The COVID-19 pandemic has been around for about that long. It stands to reason the natural end of the COVID-19 pandemic may be just around the corner. But is it? And is the Omicron variant an indicator that the COVID-19 pandemic is winding down?
“Our analysis suggests that in the US, this combination of characteristics would lead to Omicron replacing Delta as the dominant variant in the next few months and to a higher peak burden of disease than the country saw in the second half of 2021 (but likely below the peak reached in the winter of 2020-21),” the report states.
McKinsey analysts also acknowledged the possible impact of new therapeutics, COVID-19 vaccine booster doses, and public health measures on Omicron spread. “In the short term, an accelerated rollout of booster doses of COVID-19 vaccines is likely to be one of the best protections against an Omicron-fueled wave of the disease,” the analysts wrote.
Does How the Spanish Flu Came to an End Mirror the COVID-19 Pandemic?
Virologists and infectious disease experts explained that the Spanish Flu virus did what viruses still do: mutate and become less dangerous. Herd immunity also helped end the 1918 pandemic.

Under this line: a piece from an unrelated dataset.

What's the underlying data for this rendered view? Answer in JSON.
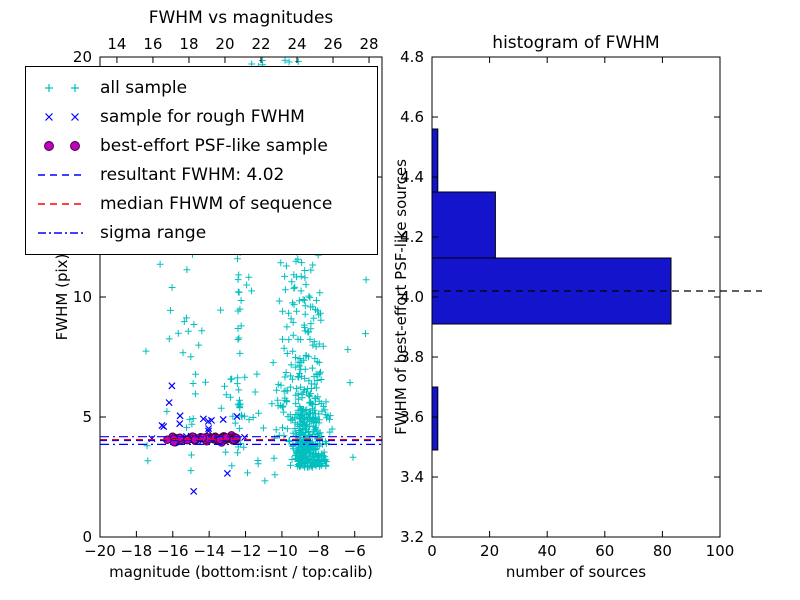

“The 1918 influenza virus eventually mutated to the point of not having a high number of deaths—eventually over three years or so. We may very well be witnessing this process with ongoing variants of SARS-CoV-2,” virologist Rodney Rohde, PhD, Director of the Clinical Laboratory Science Program at Texas State University, told Healthline.
“If you think about the way viruses behave, biologically, their reason for living is to replicate and spread, and there’s really no advantage for the virus to kill the host,” infectious disease specialist Keith Armitage, MD, Professor of Medicine, Division of Infectious Diseases at Case Western Reserve University, told Healthline. “The hope is, that if the pandemic doesn’t go away, we will get new variants that are highly contagious but don’t produce much of a clinical illness,” he added.
In “2021’s Top 10 Lab Stories Confirm Important Trends,” Dark Daily’s sister publication, The Dark Report (TDR), posed a similar question in its number one story of 2021: “COVID-19: Will it Become Endemic and a Respiratory Virus that Shows Up Every Year like Influenza?”
“The question of whether SARS-CoV-2 is a pandemic that fades, as did SARS in 2003, or becomes endemic and a respiratory virus that shows up every season like influenza and the common cold, is of major concern to clinical lab administrators. That’s because clinical labs and pathology groups must continue to serve physicians and patients with the usual menu of routine, reference, and esoteric testing,” TDR noted.
Clinical Laboratories to Continue COVID Testing
It would be most helpful for medical laboratories and pathology groups to have some idea of when the pandemic will end. Unfortunately, such predictions would not be very useful.
“Since COVID-19 infections have a high number of asymptomatic transmitters, we may not fully understand how societal and environmental pressures—masks, distancing, remote working, etc.—on the virus will allow it to evolve,” Rohde told Healthline.
For now, clinical laboratories will need to continue to remain prepared as COVID-19 cases rise and people seek SARS-COV-2 tests, vaccinations, and treatments. COVID-19 testing is likely to be in demand throughout the coming year. The current surge in demand for COVID-19 tests is putting additional stress on the supply chain.